Diogenes: Utopia

18 March 2016

Since 1515 the world and the human way of living have changed so much that people from the 16th century – if all of a sudden set into our time – would be entirely confused, and unable to believe what they would see and hear.

And yet Thomas More’s classic, Utopia, which was published exactly 500 years ago,still makes for a very interesting read. But why should it be interesting now in a completely different world, after five centuries of constant change? A possible explanation for this is perhaps the fact that Utopia deals with a paradoxical way of thinking. What does ‘paradox’ actually mean? The word seems to have entered the English language sometime in the 16th century, meaning something distinct from the generally accepted opinion. If something has a paradoxical character, it is different to the usual way of thinking and therefore intriguing or even provoking.

For example, we rarely consider that the birthplace of the idea of freedom has always been the dungeon. Perhaps only those who were put into a murky hole somewhere in the basement of a castle became fully aware of how infinitely precious freedom is. When free, people seldom think of what great privilege they are allowed to enjoy. It seems that only people deprived of their freedom can really know what freedom is, and dream about its inestimable beauty and value.

The same is true of our health: when we are healthy we take it for granted and are barely aware of the enormous wealth we possess. It is only when we fall ill that we become conscious of how wonderful it is to be healthy and feel well.

This trait of human nature is probably the source of all utopian conceptions. Longing for something better than what is available is the root of every utopia. That applies as equally to individual dreams as it does to collective wishes of whole societies. Unhappy individuals who feel disdained and unjustly treated dream about a world in which they would be respected, or loved. People who believe they deserve to be accepted as an equal member in their own homeland within the family of nations dream of their own utopia.

The word ‘utopia’ is a coinage of the Greek words for ‘no’ and ‘place’. Thus in fact, it means ‘nowhere’. It is an object of thought and imagination.

Plato and Thomas More created their famous utopias because the worlds in which they lived were rather brutal and full of grave deficiencies and tragedy. Their utopias are driven by the worlds they lived in. In Plato’s The Republic, Socrates uses the name Kallipolis for his utopia. Kallipolis means a good or beautiful city. By calling his imaginary city ‘a good city’ he effectively, if cautiously, criticizes the city he lives in. Thomas More calls his ideal city Utopia, a non-existent place, indirectly saying that the town in which he lives is not that place.

Both Plato and More suggest some improvements in economy, education, working conditions, defense and so on; however, all such enhancements are rather cosmetic in nature.

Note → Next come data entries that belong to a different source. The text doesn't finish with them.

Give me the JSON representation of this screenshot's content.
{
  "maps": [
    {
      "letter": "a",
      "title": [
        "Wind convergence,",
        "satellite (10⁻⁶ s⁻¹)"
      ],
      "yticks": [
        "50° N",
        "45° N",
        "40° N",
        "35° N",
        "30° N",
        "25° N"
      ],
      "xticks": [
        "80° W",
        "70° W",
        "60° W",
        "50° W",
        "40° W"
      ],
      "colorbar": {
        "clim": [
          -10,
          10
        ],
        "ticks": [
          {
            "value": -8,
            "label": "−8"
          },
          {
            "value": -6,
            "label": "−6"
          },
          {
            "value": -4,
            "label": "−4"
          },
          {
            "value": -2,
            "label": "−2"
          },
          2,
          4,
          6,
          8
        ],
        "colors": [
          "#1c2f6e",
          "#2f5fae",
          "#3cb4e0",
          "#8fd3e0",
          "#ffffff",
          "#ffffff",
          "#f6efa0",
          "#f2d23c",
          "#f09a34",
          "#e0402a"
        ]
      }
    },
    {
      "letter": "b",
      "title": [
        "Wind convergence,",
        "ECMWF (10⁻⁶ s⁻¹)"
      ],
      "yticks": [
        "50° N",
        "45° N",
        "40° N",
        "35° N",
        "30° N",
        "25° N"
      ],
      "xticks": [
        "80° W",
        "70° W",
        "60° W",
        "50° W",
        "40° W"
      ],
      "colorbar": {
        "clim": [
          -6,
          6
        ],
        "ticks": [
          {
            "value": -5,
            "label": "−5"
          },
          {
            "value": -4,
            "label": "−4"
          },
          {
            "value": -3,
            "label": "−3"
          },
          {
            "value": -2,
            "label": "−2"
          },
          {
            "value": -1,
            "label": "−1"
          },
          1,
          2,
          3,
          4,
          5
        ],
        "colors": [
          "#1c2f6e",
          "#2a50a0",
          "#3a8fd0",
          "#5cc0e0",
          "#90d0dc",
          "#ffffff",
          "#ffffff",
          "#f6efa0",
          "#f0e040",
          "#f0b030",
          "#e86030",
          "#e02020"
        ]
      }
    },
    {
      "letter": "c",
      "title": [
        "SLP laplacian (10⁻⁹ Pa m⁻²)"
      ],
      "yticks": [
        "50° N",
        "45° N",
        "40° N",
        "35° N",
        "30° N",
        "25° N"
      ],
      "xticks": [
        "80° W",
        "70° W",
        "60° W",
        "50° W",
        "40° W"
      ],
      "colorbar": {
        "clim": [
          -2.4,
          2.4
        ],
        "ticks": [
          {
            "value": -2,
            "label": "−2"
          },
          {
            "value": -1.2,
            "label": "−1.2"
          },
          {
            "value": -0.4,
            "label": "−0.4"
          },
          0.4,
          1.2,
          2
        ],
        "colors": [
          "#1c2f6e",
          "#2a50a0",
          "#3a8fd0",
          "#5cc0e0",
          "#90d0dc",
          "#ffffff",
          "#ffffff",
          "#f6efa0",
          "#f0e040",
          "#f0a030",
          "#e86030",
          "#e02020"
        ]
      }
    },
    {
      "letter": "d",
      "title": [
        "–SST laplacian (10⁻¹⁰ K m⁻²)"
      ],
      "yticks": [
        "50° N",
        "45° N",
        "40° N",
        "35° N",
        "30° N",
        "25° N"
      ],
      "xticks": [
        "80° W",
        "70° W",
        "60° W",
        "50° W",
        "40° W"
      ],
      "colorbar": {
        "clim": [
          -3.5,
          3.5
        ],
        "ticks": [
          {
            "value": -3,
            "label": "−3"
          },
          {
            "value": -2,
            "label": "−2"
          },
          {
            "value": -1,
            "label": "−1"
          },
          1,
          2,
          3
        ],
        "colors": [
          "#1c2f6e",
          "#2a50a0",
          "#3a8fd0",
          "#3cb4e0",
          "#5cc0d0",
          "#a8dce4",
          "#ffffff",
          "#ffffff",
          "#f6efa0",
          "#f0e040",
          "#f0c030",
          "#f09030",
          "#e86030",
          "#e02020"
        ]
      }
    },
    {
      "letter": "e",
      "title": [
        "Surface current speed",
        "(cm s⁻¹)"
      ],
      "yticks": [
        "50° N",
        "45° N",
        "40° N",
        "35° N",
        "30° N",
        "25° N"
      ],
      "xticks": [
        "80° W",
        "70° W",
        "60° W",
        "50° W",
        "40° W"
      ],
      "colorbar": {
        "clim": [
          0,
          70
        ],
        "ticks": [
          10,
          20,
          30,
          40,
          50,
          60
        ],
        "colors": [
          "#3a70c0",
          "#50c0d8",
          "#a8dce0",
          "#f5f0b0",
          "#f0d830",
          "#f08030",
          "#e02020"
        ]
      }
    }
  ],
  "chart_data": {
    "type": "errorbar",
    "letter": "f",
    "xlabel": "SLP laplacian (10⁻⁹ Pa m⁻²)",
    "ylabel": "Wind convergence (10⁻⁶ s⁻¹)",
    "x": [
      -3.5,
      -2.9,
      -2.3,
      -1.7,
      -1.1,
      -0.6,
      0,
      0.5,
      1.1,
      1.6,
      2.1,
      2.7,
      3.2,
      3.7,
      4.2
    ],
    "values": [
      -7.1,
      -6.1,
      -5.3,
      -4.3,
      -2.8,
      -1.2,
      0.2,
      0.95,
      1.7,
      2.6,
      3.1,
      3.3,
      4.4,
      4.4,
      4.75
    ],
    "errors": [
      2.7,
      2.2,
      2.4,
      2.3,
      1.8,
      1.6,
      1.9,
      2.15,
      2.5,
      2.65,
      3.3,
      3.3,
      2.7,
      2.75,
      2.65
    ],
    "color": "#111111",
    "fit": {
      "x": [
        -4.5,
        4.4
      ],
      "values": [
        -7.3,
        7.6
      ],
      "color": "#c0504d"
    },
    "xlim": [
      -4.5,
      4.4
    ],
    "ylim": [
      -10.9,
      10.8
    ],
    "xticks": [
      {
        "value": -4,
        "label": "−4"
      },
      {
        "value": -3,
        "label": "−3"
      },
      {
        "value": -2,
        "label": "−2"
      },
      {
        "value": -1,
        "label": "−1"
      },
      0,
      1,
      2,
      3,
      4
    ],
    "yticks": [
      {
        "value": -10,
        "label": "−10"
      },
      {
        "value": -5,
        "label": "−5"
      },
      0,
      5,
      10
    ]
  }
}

The people in their imaginary worlds must undergo military training and always be ready to fight and kill. Inhabitants of More’s utopian island even engage mercenaries from neighboring nations when they do not have enough soldiers to defend themselves. They dig a 15 mile wide canal between the mainland and their island in order not to be influenced by the bad habits of the surrounding, morally inferior, societies. Digging a canal of such dimensions would be a huge task even for the most powerful nations nowadays. When these cities are under-populated, they bring in people from the mainland to maintain the number of inhabitants they consider ideal.

Plato, Cicero and More, to mention three of the most famous utopians, were highly learned people and considered the societies of their time wicked, vain and corrupt. This may be the explanation for why utopias have appealed to honest, intelligent and educated people throughout time. Although the three great authors very carefully steered clear of criticizing their potentates directly, they had every reason to fear for their own lives and in the end, indeed, all paid the highest price. Socrates, Plato’s favorite person and reportedly his teacher, was sentenced to death; the three mightiest men in Rome, Anthony, Lepidus and Augustus ordered Cicero’s killing; and More was beheaded because he refused to swear allegiance to the brutal king Henry VIII, who had declared himself supreme ruler of the world. He refused because he believed in only one God.